Walk in the Woods
Join outdoor learning and adventure expert, Steve Cooper, for an energizing walk on WT's Northbound Trail.
With waypoints for interactive learning along the trail and camaraderie around the bonfire, it’s an hour of fun for the whole family.
WT's Northbound Trail: Where imaginative literature, pioneer endeavors, and leadership training converge
Some third graders at WT’s North Hills Campus found they had an affinity for “notching,” making notches in logs so they fit firmly together; others preferred clearing and leveling the building site; and a for a few, pounding the ground into a firm dirt floor was their strong suit.
The fruits of their labors and talents—an authentic log cabin built from the ground up—became the first component of the Pioneer Village which when complete will feature a working blacksmith forge, a wood workers shed, a chopping block sawbuck, a Conestoga wagon, a wigwam, a campfire ring, and trading tables.

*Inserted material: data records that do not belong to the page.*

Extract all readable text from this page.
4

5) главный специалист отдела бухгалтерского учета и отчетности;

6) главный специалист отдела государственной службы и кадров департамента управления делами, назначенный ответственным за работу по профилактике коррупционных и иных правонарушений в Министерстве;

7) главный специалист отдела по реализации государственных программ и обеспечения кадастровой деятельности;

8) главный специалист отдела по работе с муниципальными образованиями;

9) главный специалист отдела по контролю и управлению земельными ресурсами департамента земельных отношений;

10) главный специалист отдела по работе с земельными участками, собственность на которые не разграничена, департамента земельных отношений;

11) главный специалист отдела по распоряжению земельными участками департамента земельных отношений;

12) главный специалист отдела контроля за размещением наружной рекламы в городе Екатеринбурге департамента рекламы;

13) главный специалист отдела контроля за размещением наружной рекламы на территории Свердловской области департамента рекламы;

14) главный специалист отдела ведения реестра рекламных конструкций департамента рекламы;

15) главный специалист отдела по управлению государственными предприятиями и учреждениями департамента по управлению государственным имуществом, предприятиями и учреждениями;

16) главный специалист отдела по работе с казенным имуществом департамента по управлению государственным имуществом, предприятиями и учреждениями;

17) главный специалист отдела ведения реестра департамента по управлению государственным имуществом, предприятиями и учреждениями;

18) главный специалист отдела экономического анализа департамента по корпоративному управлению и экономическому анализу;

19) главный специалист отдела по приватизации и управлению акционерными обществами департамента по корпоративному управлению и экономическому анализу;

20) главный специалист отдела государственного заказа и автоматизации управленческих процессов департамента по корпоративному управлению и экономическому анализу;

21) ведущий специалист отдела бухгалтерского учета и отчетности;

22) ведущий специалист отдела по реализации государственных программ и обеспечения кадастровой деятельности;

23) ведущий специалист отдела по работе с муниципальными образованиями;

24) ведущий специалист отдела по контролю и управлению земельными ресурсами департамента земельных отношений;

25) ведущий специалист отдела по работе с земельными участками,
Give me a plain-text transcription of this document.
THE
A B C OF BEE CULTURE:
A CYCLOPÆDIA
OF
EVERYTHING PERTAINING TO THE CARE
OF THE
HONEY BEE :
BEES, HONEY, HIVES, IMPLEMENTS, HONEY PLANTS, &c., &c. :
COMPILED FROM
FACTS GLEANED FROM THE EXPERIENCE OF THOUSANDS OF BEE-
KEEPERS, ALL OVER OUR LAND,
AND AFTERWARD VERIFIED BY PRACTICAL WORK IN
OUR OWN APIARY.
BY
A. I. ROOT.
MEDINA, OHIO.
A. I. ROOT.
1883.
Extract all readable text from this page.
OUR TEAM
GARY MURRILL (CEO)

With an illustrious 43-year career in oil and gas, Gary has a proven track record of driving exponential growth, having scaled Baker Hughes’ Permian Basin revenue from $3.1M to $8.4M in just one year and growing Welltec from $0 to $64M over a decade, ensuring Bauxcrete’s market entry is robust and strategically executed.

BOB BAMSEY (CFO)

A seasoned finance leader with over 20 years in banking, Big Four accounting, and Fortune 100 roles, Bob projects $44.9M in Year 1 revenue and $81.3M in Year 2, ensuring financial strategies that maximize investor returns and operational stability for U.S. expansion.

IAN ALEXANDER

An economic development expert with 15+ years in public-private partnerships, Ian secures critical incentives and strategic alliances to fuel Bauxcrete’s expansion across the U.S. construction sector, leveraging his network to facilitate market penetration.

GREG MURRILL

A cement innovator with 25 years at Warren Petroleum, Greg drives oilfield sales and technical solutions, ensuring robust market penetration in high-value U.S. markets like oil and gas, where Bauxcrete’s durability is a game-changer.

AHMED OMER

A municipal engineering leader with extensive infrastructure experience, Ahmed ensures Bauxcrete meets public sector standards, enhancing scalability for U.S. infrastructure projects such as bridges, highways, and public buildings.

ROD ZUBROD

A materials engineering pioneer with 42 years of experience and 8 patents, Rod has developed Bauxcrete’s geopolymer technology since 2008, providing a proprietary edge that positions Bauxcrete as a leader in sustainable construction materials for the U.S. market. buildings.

As the students built the cabin during their Physical Education class, they were simultaneously reading Little House on the Prairie in Language Arts, and learning about the history of the pioneers in Social Studies. Pioneer Village is just one small part of WT’s new Northbound Trail, an interactive trail system that consists of two components, an interpretive trail that features educational “waypoints” or learning stations, and an off-trail challenge course.
It is this type of cross-curricular learning that Steven Cooper, Physical Education teacher, envisioned when he first conceived an interactive trail that would utilize the nearly eight acres of outdoor space surrounding the school.
Construction began in the fall of 2011; so far about one-third of the planned three quarter-mile trail is complete. Students have been involved in every step of the creation of the trail, from planning and mapping to trailblazing and construction.
“The amount of trail that gets done is all based on student interest and the time they want to commit to it. The students have been so passionate about this project that we always end up doing more than planned,” said Cooper.